Alberto Scaloppe
No último 02 de outubro foi publicada a Media Provisória 897/2019 que pretende – ao menos na justificativa do Governo Federal – estabelecer mecanismos mais ágeis voltados à obtenção de crédito e garantia de dívidas pelo produtor rural.
A Medida Provisória se assenta na justificativa de facilitar o acesso do produtor rural à financiamentos, por meio da criação de novos institutos jurídicos e jurídicos-econômicos. Faz isso ampliando o rol de instrumentos de acesso ao crédito, tendo como principal preocupação a garantia de dívidas. O Governo, porém, pisou em terreno arenoso no aspecto jurídico e no aspecto econômico. E, embora a justificativa seja a de fomentar a economia por meio de auxílio ao setor, deu claros sinais de que o maior beneficiado será, na realidade, o mercado financeiro.
A MP cria o Fundo de Aval Fraterno – FAF, que prevê a formação de um grupo de produtores rurais e de credores, que, com recursos próprios, criaria um Fundo de Capitais para servir de garantia às operações financeiras dos integrantes do grupo. Na prática, os cotistas do Fundo serviriam como avalistas e, em caso de débito de um dos integrantes, o credor poderia se valer dos recursos aplicados no Fundo.
Há, no entanto, três problemas imediatos, dois jurídicos e um de ordem econômica: (a) a Medida Provisória deixa claro que o FAF serviria como garantia subsidiária, de modo que o credor se valeria dela somente após o esgotamento das garantias pessoais e reais firmadas no contrato que deu origem à dívida, ou seja, o FAF não afasta a necessidade do produtor rural apresentar garantias reais e pessoais, o que, na prática, não inova e não traz nenhuma segurança; (b) o aval, medida que juridicamente mais se aproxima do FAF, é figura típica dos títulos de crédito (CCR, duplicata, cheque etc.), ao passo que a fiança é uma medida aplicável no âmbito de contratos, que age como um redutor dos negócios em que poderia ser utilizado e, mais ainda, traz certa insegurança, já que, por exemplo, o aval dispensa benefício de ordem, isto é, o credor pode executar o avalista antes de executar o devedor, independentemente da existência de patrimônio suficiente para pagamento da dívida; (c) a criação de Fundo de Capitais depende do aporte de capitais pelos interessados em participar e da gestão por uma instituição financeira inscrita no Banco Central que faria a gestão do mesmo.
Além disso, a MP cria novo título de crédito, a Cédula Imobiliária Rural – CIR, que garante o crédito obtido pelo produtor rural por meio da afetação de parte da sua propriedade rural ao pagamento do crédito obtido.

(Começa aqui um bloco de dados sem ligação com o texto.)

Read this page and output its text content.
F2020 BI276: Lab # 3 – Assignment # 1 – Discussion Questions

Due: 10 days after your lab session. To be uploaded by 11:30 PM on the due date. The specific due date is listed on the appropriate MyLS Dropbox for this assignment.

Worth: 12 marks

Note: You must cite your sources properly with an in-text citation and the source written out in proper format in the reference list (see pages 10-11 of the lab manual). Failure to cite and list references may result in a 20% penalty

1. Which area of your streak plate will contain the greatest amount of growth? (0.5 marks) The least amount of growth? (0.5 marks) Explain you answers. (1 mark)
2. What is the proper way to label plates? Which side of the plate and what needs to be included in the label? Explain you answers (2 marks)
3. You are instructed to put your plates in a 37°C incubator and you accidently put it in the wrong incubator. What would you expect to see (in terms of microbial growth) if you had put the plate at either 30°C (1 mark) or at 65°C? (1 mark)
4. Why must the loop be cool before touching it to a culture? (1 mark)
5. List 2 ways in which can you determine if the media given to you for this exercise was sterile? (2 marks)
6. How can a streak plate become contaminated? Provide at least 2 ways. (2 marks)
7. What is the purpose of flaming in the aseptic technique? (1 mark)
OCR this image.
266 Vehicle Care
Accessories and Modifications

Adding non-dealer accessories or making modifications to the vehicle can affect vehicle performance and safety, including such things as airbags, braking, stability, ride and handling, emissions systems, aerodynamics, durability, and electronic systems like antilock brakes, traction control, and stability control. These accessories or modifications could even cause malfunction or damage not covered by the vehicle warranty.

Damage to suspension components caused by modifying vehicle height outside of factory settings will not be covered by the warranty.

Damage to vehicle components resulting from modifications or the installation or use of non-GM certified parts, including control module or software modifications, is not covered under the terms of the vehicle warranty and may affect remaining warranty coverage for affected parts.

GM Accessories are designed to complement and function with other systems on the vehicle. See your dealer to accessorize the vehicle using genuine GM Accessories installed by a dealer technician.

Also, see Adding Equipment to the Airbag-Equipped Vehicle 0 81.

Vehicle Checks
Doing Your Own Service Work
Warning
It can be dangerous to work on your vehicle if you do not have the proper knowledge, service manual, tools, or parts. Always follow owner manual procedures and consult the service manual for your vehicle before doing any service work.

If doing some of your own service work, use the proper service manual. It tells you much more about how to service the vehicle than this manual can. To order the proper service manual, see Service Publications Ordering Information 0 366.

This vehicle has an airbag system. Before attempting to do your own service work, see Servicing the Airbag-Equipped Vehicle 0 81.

Na teoria, o título de crédito deveria dinamizar o agronegócio, conferindo mais facilidade na circulação de riquezas. Mas não é isso que, em tese, ocorrerá. A CIR funcionaria assim: ao contratar um crédito rural, o produtor rural ofereceria parte ou toda a sua propriedade rural como garantia e, caso não quite sua obrigação, o credor teria enorme facilidade para expropriar o patrimônio ofertado; o direito à transferência da propriedade é imediato e independe de interpelação extrajudicial ou judicial.
A Medida Provisória cria também a figura do “patrimônio de afetação”, que nada mais é do que a destinação de parte da propriedade rural, ou toda ela, para garantir o crédito obtido junto à instituições financeiras. Portanto, essa medida não só traz enorme insegurança ao produtor, pois poderá comprometer a existência do seu negócio, como, na prática, beneficia apenas o setor financeiro.
Assim, a MP 897/2019 não cumpre o que promete e confere considerável insegurança jurídica ao agronegócio, pois se vale de institutos pouco claro, complexos e juridicamente instáveis, em nada fomentando o setor rural. Melhor seria se o Governo tivesse apenas baixado os juros aplicáveis ao setor.
Alberto Scaloppe é advogado em Cuiabá.